Wenn schnell gehandelt wird, könnte die Wye noch gerettet werden, aber andere Flüsse und Ökosysteme im Vereinigten Königreich sind immer noch gefährdet. Wir haben 10 weitere Flüsse in England und Wales ausfindig gemacht, in deren Nähe eine Reihe von intensiven Geflügelbetrieben eine Genehmigung zur Errichtung erhalten haben. Diese Flüsse könnten ebenfalls von der Verschmutzung durch Hühnerfarmen bedroht sein, jetzt oder in Zukunft, wenn die Produktion weiter zunimmt. Wir müssen die Zahl der Hühner im gesamten Vereinigten Königreich reduzieren. Die Ernährungsweise und die Produktion müssen schnell und radikal geändert werden.

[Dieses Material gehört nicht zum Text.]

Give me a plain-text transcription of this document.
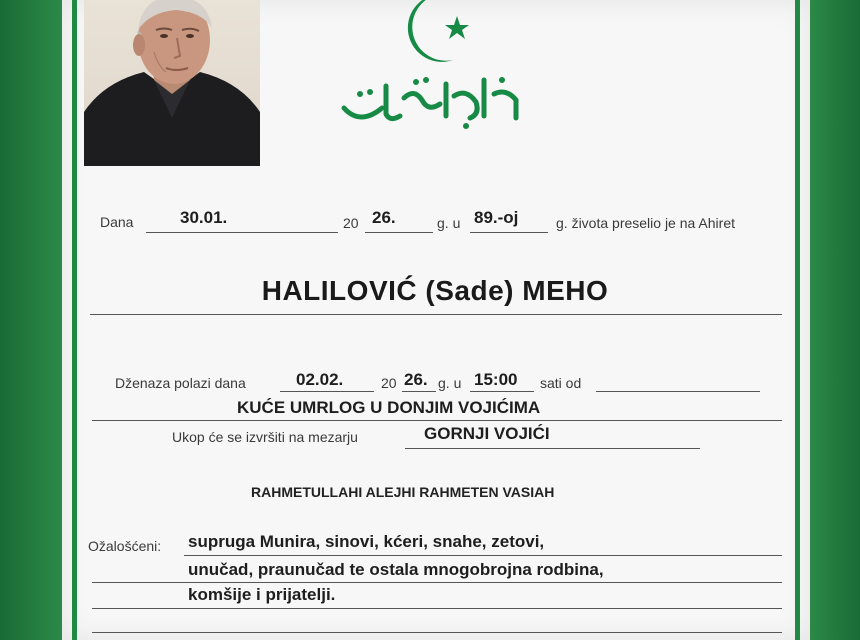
ارتحال ذا ربقا
Dana	30.01.	20 26.	g. u 89.-oj	g. života preselio je na Ahiret
HALILOVIĆ (Sade) MEHO
Dženaza polazi dana	02.02.	20 26. g. u 15:00 sati od
KUĆE UMRLOG U DONJIM VOJIĆIMA
Ukop će se izvršiti na mezarju	GORNJI VOJIĆI
RAHMETULLAHI ALEJHI RAHMETEN VASIAH
Ožalošćeni: supruga Munira, sinovi, kćeri, snahe, zetovi,
unučad, praunučad te ostala mnogobrojna rodbina,
komšije i prijatelji.
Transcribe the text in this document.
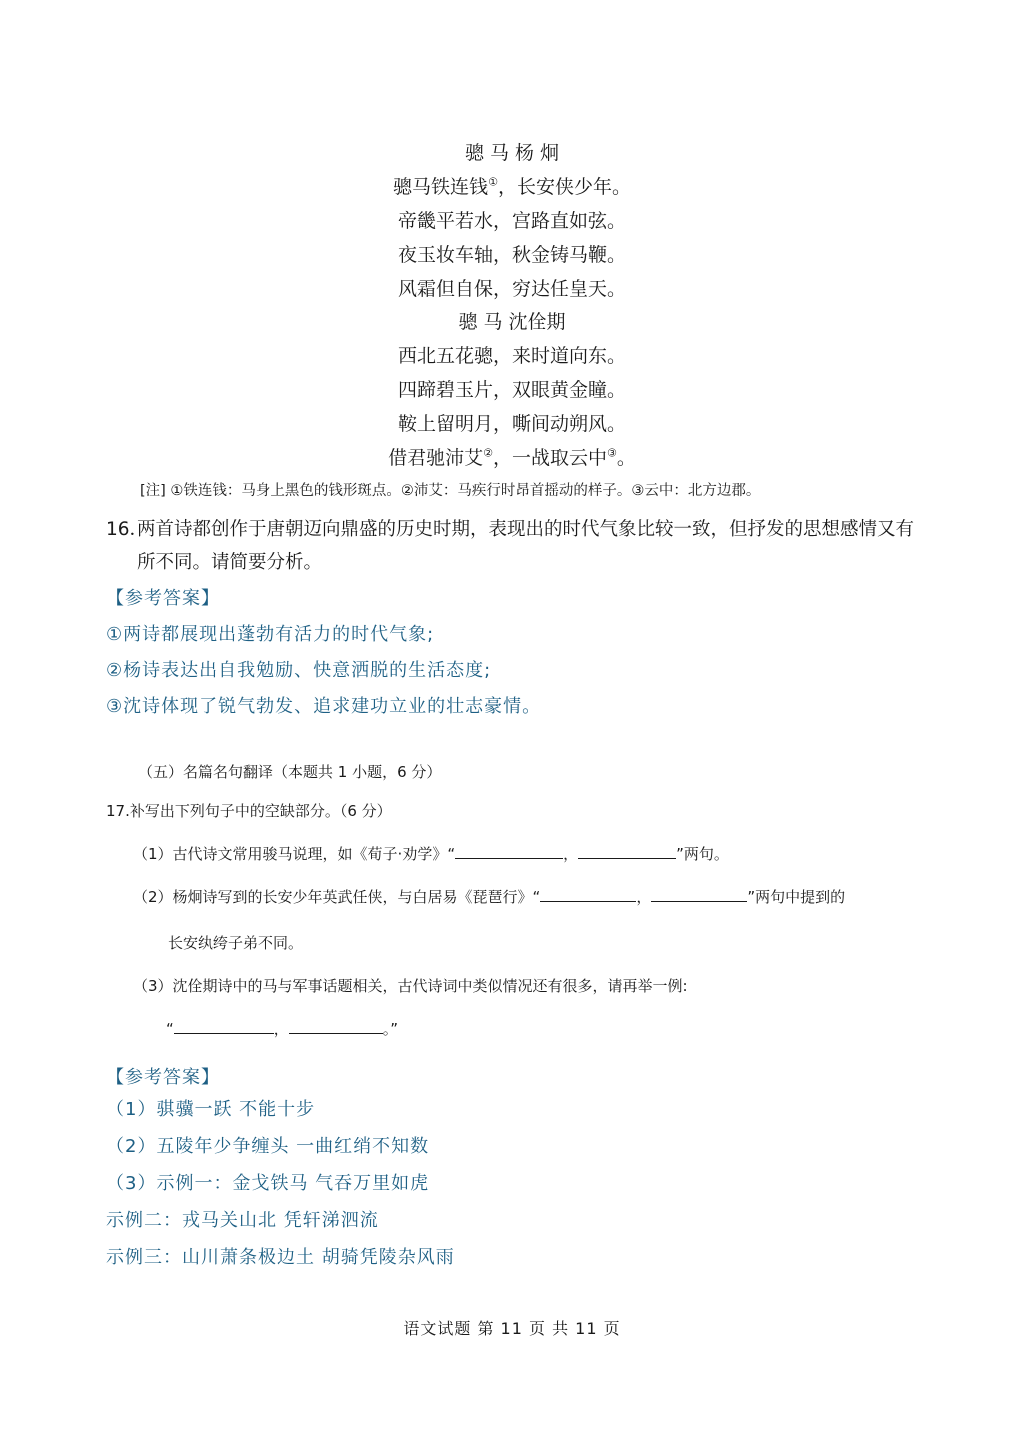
骢 马 杨 炯
骢马铁连钱①，长安侠少年。
帝畿平若水，宫路直如弦。
夜玉妆车轴，秋金铸马鞭。
风霜但自保，穷达任皇天。
骢 马 沈佺期
西北五花骢，来时道向东。
四蹄碧玉片，双眼黄金瞳。
鞍上留明月，嘶间动朔风。
借君驰沛艾②，一战取云中③。
[注] ①铁连钱：马身上黑色的钱形斑点。②沛艾：马疾行时昂首摇动的样子。③云中：北方边郡。
16．
两首诗都创作于唐朝迈向鼎盛的历史时期，表现出的时代气象比较一致，但抒发的思想感情又有所不同。请简要分析。
【参考答案】
①两诗都展现出蓬勃有活力的时代气象;
②杨诗表达出自我勉励、快意洒脱的生活态度;
③沈诗体现了锐气勃发、追求建功立业的壮志豪情。
（五）名篇名句翻译（本题共 1 小题，6 分）
17.补写出下列句子中的空缺部分。（6 分）
（1）古代诗文常用骏马说理，如《荀子·劝学》“	，	”两句。
（2）杨炯诗写到的长安少年英武任侠，与白居易《琵琶行》“	，	”两句中提到的
长安纨绔子弟不同。
（3）沈佺期诗中的马与军事话题相关，古代诗词中类似情况还有很多，请再举一例:
“	，	。”
【参考答案】
（1）骐骥一跃 不能十步
（2）五陵年少争缠头 一曲红绡不知数
（3）示例一：金戈铁马 气吞万里如虎
示例二：戎马关山北 凭轩涕泗流
示例三：山川萧条极边土 胡骑凭陵杂风雨
语文试题 第 11 页 共 11 页
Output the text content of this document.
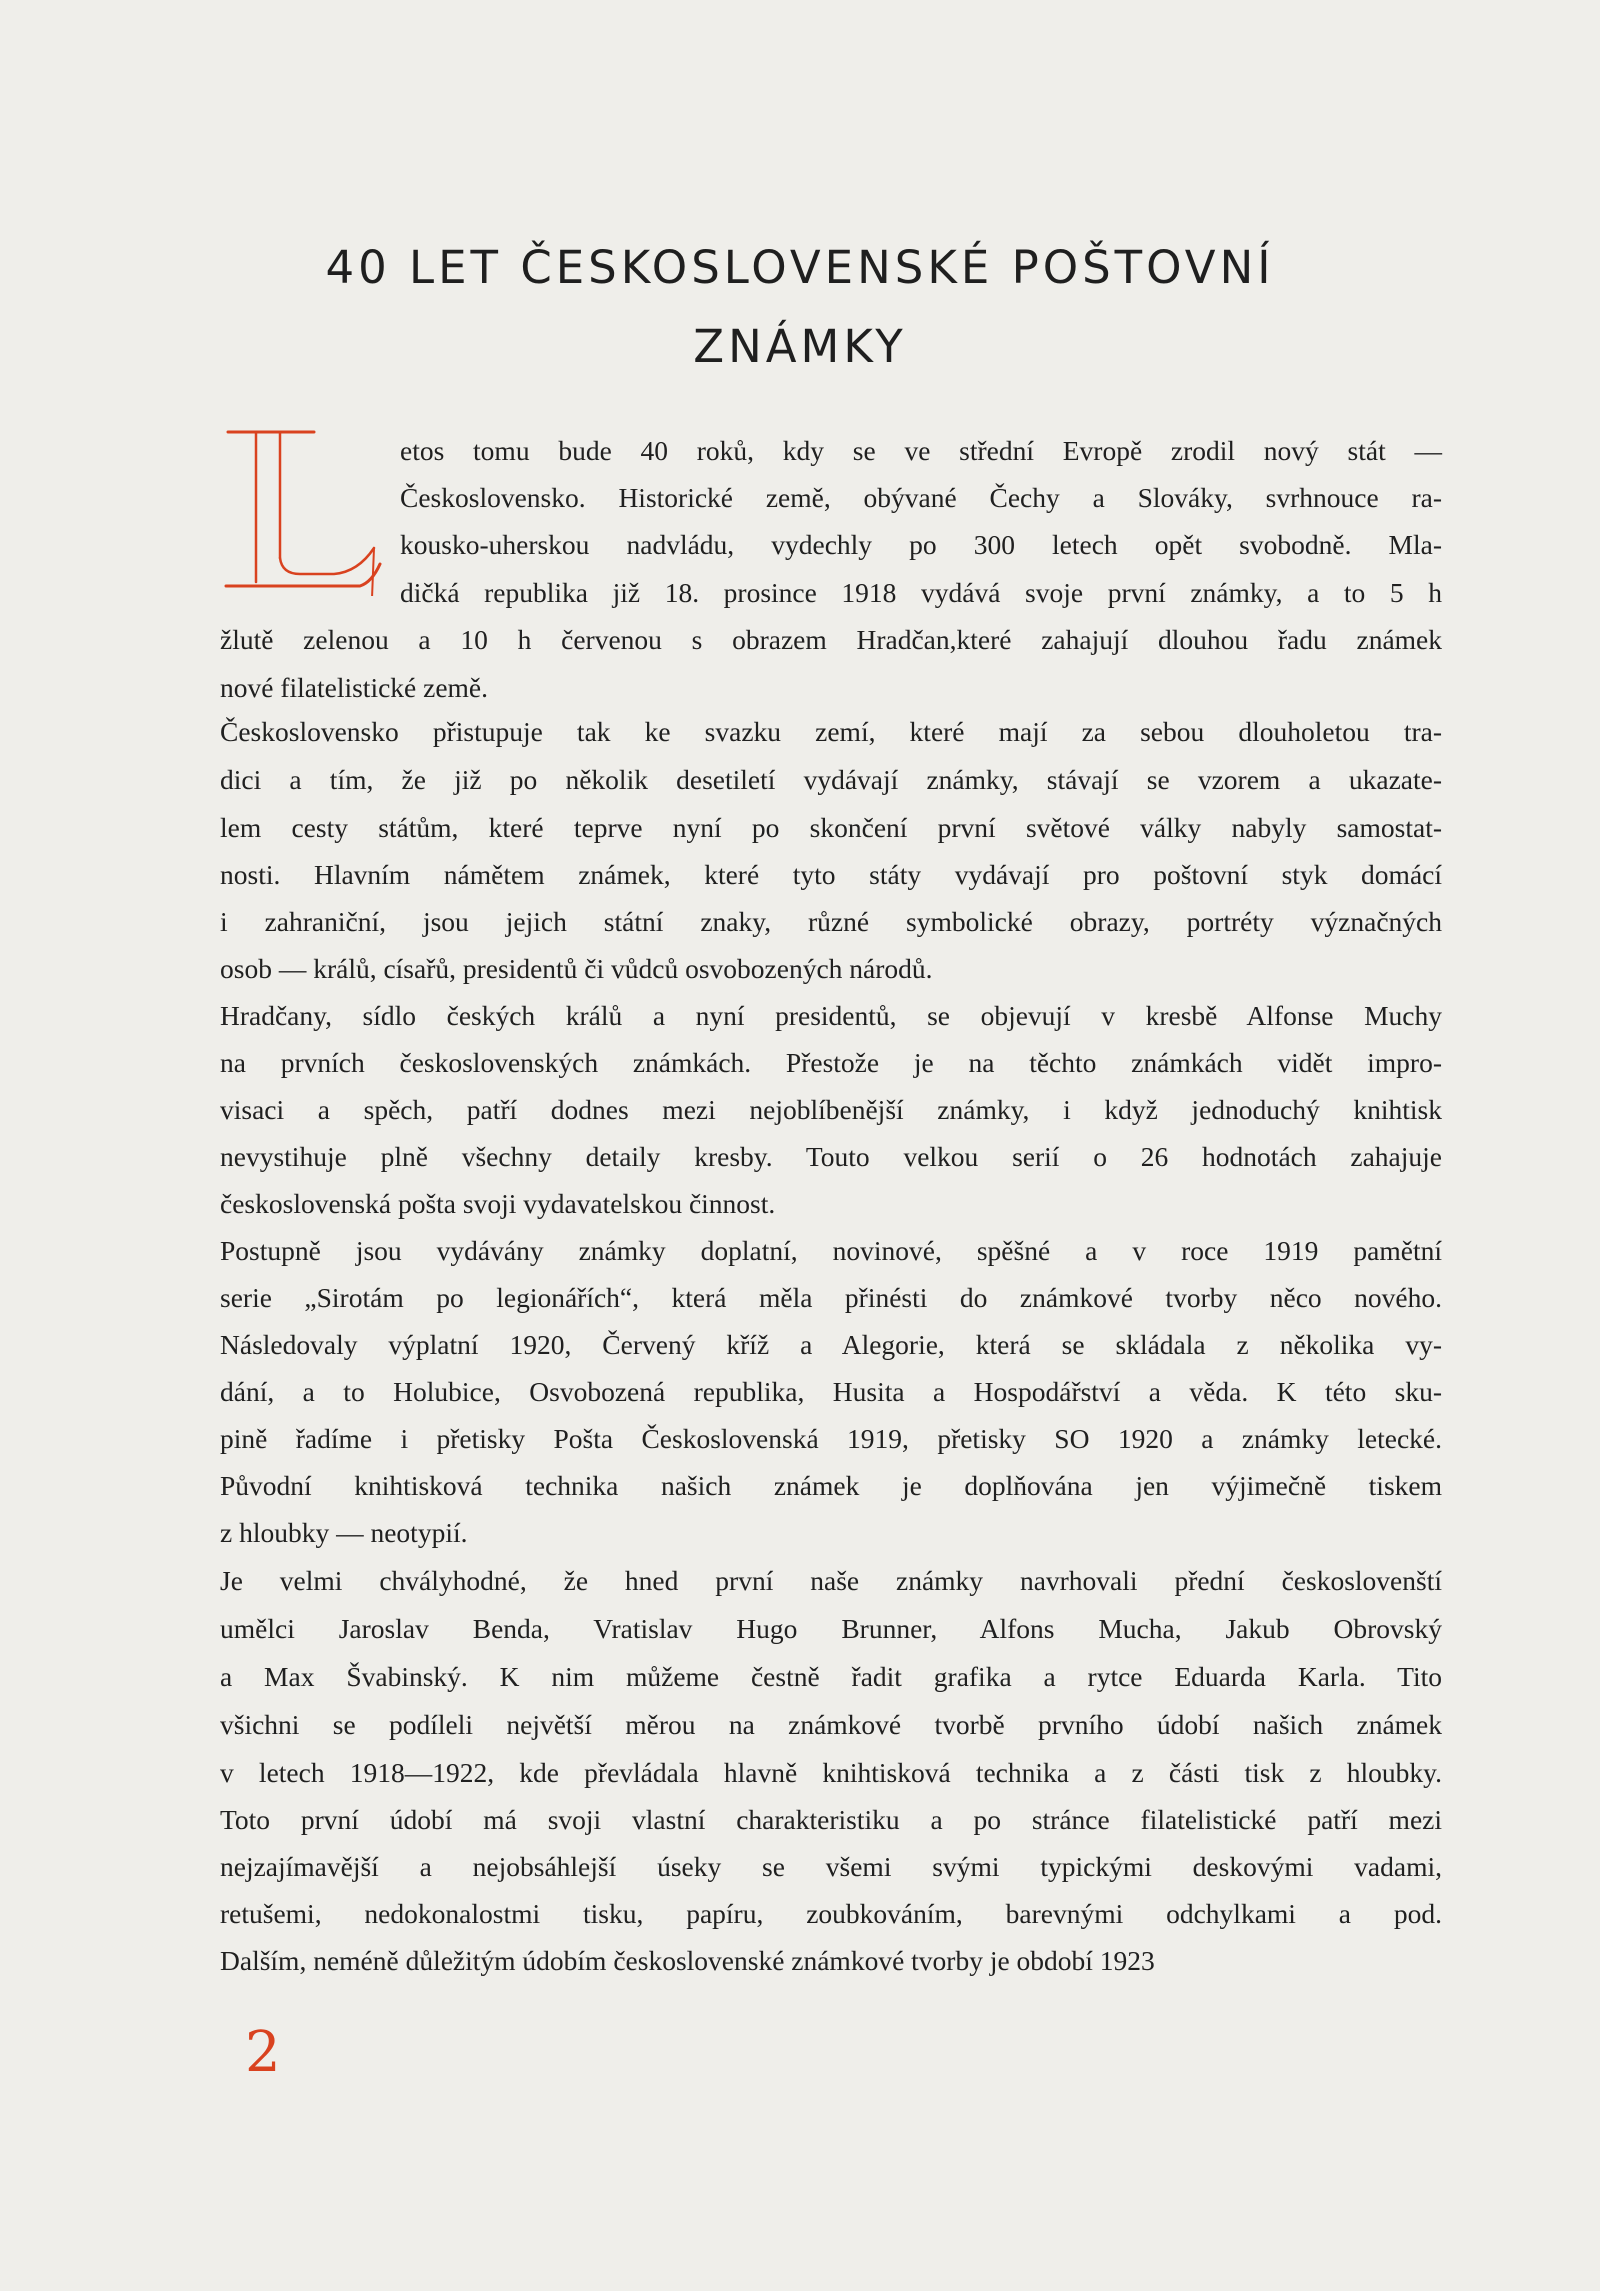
40 LET ČESKOSLOVENSKÉ POŠTOVNÍ
ZNÁMKY
etos tomu bude 40 roků, kdy se ve střední Evropě zrodil nový stát —
Československo. Historické země, obývané Čechy a Slováky, svrhnouce ra-
kousko-uherskou nadvládu, vydechly po 300 letech opět svobodně. Mla-
dičká republika již 18. prosince 1918 vydává svoje první známky, a to 5 h
žlutě zelenou a 10 h červenou s obrazem Hradčan,které zahajují dlouhou řadu známek
nové filatelistické země.
Československo přistupuje tak ke svazku zemí, které mají za sebou dlouholetou tra-
dici a tím, že již po několik desetiletí vydávají známky, stávají se vzorem a ukazate-
lem cesty státům, které teprve nyní po skončení první světové války nabyly samostat-
nosti. Hlavním námětem známek, které tyto státy vydávají pro poštovní styk domácí
i zahraniční, jsou jejich státní znaky, různé symbolické obrazy, portréty význačných
osob — králů, císařů, presidentů či vůdců osvobozených národů.
Hradčany, sídlo českých králů a nyní presidentů, se objevují v kresbě Alfonse Muchy
na prvních československých známkách. Přestože je na těchto známkách vidět impro-
visaci a spěch, patří dodnes mezi nejoblíbenější známky, i když jednoduchý knihtisk
nevystihuje plně všechny detaily kresby. Touto velkou serií o 26 hodnotách zahajuje
československá pošta svoji vydavatelskou činnost.
Postupně jsou vydávány známky doplatní, novinové, spěšné a v roce 1919 pamětní
serie „Sirotám po legionářích“, která měla přinésti do známkové tvorby něco nového.
Následovaly výplatní 1920, Červený kříž a Alegorie, která se skládala z několika vy-
dání, a to Holubice, Osvobozená republika, Husita a Hospodářství a věda. K této sku-
pině řadíme i přetisky Pošta Československá 1919, přetisky SO 1920 a známky letecké.
Původní knihtisková technika našich známek je doplňována jen výjimečně tiskem
z hloubky — neotypií.
Je velmi chvályhodné, že hned první naše známky navrhovali přední českoslovenští
umělci Jaroslav Benda, Vratislav Hugo Brunner, Alfons Mucha, Jakub Obrovský
a Max Švabinský. K nim můžeme čestně řadit grafika a rytce Eduarda Karla. Tito
všichni se podíleli největší měrou na známkové tvorbě prvního údobí našich známek
v letech 1918—1922, kde převládala hlavně knihtisková technika a z části tisk z hloubky.
Toto první údobí má svoji vlastní charakteristiku a po stránce filatelistické patří mezi
nejzajímavější a nejobsáhlejší úseky se všemi svými typickými deskovými vadami,
retušemi, nedokonalostmi tisku, papíru, zoubkováním, barevnými odchylkami a pod.
Dalším, neméně důležitým údobím československé známkové tvorby je období 1923
2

Was wir wirklich brauchen, ist ein Systemwechsel - wir müssen den Bau von Intensivgeflügelanlagen beenden und die Zahl der bestehenden Anlagen reduzieren. Für die verbleibenden Anlagen sollte ein neues Genehmigungssystem gelten, das auf viel niedrigere Bestandsschwellen angewendet wird und Anforderungen an den Tierschutz und die Abfallentsorgung enthält.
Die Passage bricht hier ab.